I hate getting used to new showers. There's always an issue that must be overcome before you can actually take a comfortable shower...the handle is on backwards, or the temperature is difficult to regulate, all the natural causes that you get used to in time and automatically adjust when you turn on the water. However, my life, being fraught with bad luck on a normal day, seems to attract all the unusual problems that can't be fixed with time...or money, or stress...
The shower at this new place reminds me of a movie I watched when I was a child. It was a "made-for-tv" spook flick about a haunted house (or something--I was very young). A woman was taking a shower and the ghost (or whatever-it-was) locked the door and turned the heat up on the shower irretrievably until she was scorched to death. For the last four days, I have been attempting to find the spot on the handle that I like to refer to as the "just right" spot. However, this shower doesn't have one of those. As I start my shower, I wash my hair first, then put in the conditioner, which should stay in till the very last thing while I clean everything else. I wash my face and then my body, etc...As I am doing all of this, the water is gradually getting warmer and warmer. By the time I finish washing my face, I have to turn the knob to a cooler setting...and continue. At the elbows, I have to cool it down again. By the time I reach the "rinsing of the soap", and get ready for the "rinsing of the conditioner", the water is almost unbearable, and is at it's coolest setting.
I swear this hotel has it set at this rate as a "long shower" deterrent. You know, one of those water/energy saving things...wouldn't surprise me here...
Let me copy a journal entry about a time when Karim and I went to Cairo to visit family and had a lovely shower experience:

February 1, 2004:
The shower at Mahmoud and Mai's:

It is a complicated piece of machinery, probably dating back to 1978 or some such time when brown and green were popular home decorating colors. The system is in itself an art, and as you begin, you wonder if it wouldn't be much simpler to rent a room in a hotel somewhere. First, you have to turn on the pump to ensure the presence of water. Then you turn on the hot water, letting it run into a large red bucket until the water is hot enough to flip the shower valve. Once the valve is open, you have appx. 10 seconds to get wet all over before the water turns cold and you have to flip the valve back and let the water run as before, (while you shampoo. When it is warm again, you rinse. As it again is heating up, you soap yourself down, and then rinse when it's finished warming.) It is a back and forth process, where, by the time you are finished you are convinced that a hotel room would be a bargain at any price, and that as soon as you are dry you intend to reserve a room at the Nile Hilton.

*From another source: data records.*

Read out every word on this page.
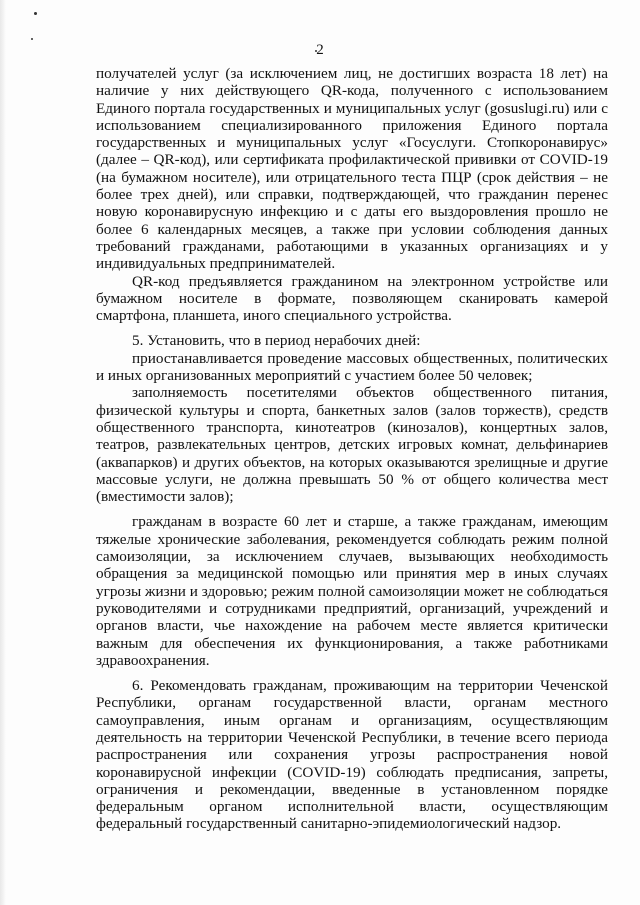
2

получателей услуг (за исключением лиц, не достигших возраста 18 лет) на наличие у них действующего QR-кода, полученного с использованием Единого портала государственных и муниципальных услуг (gosuslugi.ru) или с использованием специализированного приложения Единого портала государственных и муниципальных услуг «Госуслуги. Стопкоронавирус» (далее – QR-код), или сертификата профилактической прививки от COVID-19 (на бумажном носителе), или отрицательного теста ПЦР (срок действия – не более трех дней), или справки, подтверждающей, что гражданин перенес новую коронавирусную инфекцию и с даты его выздоровления прошло не более 6 календарных месяцев, а также при условии соблюдения данных требований гражданами, работающими в указанных организациях и у индивидуальных предпринимателей.

QR-код предъявляется гражданином на электронном устройстве или бумажном носителе в формате, позволяющем сканировать камерой смартфона, планшета, иного специального устройства.

5. Установить, что в период нерабочих дней:

приостанавливается проведение массовых общественных, политических и иных организованных мероприятий с участием более 50 человек;

заполняемость посетителями объектов общественного питания, физической культуры и спорта, банкетных залов (залов торжеств), средств общественного транспорта, кинотеатров (кинозалов), концертных залов, театров, развлекательных центров, детских игровых комнат, дельфинариев (аквапарков) и других объектов, на которых оказываются зрелищные и другие массовые услуги, не должна превышать 50 % от общего количества мест (вместимости залов);

гражданам в возрасте 60 лет и старше, а также гражданам, имеющим тяжелые хронические заболевания, рекомендуется соблюдать режим полной самоизоляции, за исключением случаев, вызывающих необходимость обращения за медицинской помощью или принятия мер в иных случаях угрозы жизни и здоровью; режим полной самоизоляции может не соблюдаться руководителями и сотрудниками предприятий, организаций, учреждений и органов власти, чье нахождение на рабочем месте является критически важным для обеспечения их функционирования, а также работниками здравоохранения.

6. Рекомендовать гражданам, проживающим на территории Чеченской Республики, органам государственной власти, органам местного самоуправления, иным органам и организациям, осуществляющим деятельность на территории Чеченской Республики, в течение всего периода распространения или сохранения угрозы распространения новой коронавирусной инфекции (COVID-19) соблюдать предписания, запреты, ограничения и рекомендации, введенные в установленном порядке федеральным органом исполнительной власти, осуществляющим федеральный государственный санитарно-эпидемиологический надзор.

Someday, I'm going to have a real home with a real shower that gives me real water at a normal, comfortable temperature. And when people come to visit me, I can turn the water heater up really high, so that I can conserve water and keep my guests from returning. Oh, what a wonderful life some people must have...

Comments:
Hey girl "COUNT YOUR BLESSINGS"

There are people with NO water at all (or homes for that matter)

Things will get better, just hang in there. Besides, you can try welfare or foodstamps for a little while, or move to the city. Get creative, you can do it.

Love is all you need, and you got it babe!